En attendant, il faut se résoudre à la patience tout en s’indignant d’un service falsifié. Après tout, nous payons pour rouler et c’est dans la farine que nous sommes menés en bateau par une société incapable de rendre le service qu’elle vend fort cher. Le consommateur serait en droit d’attendre un rabais quand le contrat n’est pas rempli sauf sur le réseau autoroutier où des bandits de grands chemins nous détroussent sans vergogne avec l’assentiment de ceux qui nous gouvernent. Avez-vous déjà vu les portes latérales s’ouvrir quand vous êtes pris au piège d’un accident ou d’un gros blocage ? Que nenni.

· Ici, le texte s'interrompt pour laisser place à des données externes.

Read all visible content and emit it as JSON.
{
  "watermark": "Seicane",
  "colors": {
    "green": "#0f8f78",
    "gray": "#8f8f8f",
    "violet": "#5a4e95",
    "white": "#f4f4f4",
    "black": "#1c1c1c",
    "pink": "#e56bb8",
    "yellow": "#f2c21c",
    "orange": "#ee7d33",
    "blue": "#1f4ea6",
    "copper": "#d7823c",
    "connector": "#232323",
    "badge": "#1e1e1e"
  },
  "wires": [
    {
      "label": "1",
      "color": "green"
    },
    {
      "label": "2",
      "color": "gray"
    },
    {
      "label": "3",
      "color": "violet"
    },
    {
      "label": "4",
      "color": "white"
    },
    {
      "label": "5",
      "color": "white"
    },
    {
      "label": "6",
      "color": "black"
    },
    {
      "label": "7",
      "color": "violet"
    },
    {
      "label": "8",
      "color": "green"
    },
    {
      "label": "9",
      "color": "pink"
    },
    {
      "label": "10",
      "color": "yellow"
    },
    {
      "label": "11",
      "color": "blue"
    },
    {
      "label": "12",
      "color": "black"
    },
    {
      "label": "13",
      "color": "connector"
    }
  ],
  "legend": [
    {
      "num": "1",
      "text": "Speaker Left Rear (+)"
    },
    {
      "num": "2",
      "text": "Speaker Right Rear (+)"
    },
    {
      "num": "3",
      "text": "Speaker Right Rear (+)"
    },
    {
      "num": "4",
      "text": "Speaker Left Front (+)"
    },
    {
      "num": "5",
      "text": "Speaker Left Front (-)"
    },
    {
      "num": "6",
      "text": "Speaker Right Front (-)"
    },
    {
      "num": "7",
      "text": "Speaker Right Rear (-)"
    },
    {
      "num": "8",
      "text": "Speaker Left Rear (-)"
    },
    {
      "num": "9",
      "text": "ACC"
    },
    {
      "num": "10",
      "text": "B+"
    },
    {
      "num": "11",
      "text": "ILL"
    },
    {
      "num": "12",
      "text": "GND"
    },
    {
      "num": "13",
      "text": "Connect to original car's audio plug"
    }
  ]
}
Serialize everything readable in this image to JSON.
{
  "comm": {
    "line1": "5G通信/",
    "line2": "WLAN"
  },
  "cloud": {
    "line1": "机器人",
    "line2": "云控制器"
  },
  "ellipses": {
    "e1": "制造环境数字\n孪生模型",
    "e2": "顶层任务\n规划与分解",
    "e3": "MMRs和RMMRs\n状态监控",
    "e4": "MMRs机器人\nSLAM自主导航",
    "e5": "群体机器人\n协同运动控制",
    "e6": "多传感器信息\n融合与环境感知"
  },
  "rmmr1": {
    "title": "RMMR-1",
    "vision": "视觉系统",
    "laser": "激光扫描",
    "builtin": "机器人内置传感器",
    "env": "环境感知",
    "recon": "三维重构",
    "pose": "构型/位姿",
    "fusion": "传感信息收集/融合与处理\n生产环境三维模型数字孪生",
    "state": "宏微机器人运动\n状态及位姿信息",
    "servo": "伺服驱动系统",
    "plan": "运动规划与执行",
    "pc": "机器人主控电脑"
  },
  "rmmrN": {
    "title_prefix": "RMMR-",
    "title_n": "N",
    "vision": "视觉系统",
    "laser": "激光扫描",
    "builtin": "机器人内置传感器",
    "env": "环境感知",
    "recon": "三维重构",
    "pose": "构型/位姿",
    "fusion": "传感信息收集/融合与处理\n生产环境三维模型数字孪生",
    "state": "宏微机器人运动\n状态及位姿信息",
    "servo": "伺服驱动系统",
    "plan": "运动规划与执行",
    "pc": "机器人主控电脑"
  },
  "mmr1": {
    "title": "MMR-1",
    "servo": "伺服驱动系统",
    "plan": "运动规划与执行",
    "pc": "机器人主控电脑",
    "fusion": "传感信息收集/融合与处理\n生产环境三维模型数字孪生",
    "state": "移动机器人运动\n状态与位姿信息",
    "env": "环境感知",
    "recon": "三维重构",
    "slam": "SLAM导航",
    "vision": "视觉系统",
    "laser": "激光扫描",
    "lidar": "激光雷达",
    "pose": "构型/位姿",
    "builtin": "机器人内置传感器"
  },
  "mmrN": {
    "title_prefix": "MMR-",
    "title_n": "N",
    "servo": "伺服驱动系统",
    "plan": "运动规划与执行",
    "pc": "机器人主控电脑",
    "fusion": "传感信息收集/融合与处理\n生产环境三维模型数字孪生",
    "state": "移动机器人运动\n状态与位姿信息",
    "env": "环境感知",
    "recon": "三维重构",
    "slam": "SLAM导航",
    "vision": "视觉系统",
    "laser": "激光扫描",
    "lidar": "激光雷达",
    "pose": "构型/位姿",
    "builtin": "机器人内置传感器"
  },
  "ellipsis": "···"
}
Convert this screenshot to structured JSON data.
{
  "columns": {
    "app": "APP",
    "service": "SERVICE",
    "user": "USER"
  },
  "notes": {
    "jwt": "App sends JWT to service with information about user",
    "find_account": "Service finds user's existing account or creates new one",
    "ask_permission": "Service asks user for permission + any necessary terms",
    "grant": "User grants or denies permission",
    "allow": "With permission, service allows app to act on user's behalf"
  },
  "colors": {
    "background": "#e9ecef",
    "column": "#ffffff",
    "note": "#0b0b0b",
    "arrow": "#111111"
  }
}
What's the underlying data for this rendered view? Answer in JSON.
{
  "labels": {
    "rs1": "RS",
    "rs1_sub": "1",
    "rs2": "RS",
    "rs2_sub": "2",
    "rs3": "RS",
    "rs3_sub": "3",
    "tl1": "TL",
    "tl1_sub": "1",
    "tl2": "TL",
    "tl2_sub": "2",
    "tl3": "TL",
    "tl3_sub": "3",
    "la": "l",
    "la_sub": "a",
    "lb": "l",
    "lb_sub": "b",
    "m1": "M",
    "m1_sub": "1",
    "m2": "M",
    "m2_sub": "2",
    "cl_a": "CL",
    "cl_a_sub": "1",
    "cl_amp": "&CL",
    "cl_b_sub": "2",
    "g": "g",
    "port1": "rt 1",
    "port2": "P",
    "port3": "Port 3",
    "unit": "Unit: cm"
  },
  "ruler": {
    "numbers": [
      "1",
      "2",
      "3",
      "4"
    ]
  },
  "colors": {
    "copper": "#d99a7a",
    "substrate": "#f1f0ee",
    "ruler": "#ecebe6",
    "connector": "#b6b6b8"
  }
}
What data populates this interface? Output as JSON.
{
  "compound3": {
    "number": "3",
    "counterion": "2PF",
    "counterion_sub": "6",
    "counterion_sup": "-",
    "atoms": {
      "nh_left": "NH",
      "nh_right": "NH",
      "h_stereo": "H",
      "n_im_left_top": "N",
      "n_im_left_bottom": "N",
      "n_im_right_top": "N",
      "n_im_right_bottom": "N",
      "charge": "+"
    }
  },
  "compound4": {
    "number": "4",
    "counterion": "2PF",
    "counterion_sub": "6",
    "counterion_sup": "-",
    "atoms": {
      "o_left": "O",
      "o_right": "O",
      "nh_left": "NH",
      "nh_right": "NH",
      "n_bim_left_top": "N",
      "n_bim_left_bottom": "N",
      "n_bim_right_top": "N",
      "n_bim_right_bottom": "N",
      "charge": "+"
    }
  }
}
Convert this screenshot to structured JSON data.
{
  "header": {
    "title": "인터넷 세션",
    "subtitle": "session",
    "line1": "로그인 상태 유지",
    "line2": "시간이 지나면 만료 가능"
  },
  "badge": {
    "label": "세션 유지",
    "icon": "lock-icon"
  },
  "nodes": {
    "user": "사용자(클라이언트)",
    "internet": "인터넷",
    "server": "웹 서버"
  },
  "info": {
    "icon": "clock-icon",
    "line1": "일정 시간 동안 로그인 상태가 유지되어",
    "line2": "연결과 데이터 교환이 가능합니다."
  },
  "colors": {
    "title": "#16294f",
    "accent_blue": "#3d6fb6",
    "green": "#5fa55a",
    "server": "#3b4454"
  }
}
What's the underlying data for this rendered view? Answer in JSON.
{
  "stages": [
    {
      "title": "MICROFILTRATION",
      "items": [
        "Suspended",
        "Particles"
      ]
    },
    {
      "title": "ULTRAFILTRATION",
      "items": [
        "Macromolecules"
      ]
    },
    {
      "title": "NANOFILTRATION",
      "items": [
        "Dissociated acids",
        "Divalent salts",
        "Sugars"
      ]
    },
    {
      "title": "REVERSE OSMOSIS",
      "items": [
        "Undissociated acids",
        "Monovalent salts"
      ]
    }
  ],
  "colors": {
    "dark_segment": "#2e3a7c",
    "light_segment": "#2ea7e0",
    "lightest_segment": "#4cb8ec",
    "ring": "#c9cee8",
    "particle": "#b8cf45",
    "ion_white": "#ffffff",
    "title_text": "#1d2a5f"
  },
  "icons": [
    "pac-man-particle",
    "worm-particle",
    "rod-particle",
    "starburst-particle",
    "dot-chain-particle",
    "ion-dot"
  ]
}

Le client est un otage qu’il convient de ponctionner sans merci. Pire même, si jamais vous avez une panne, qu’un camion vienne chercher votre véhicule, non seulement vous allez payer au prix fort le désagrément mais en prime, il ne faudra pas oublier de cracher au bassinet en honorant le montant du péage. L’indignité élevée en principe de fonctionnement.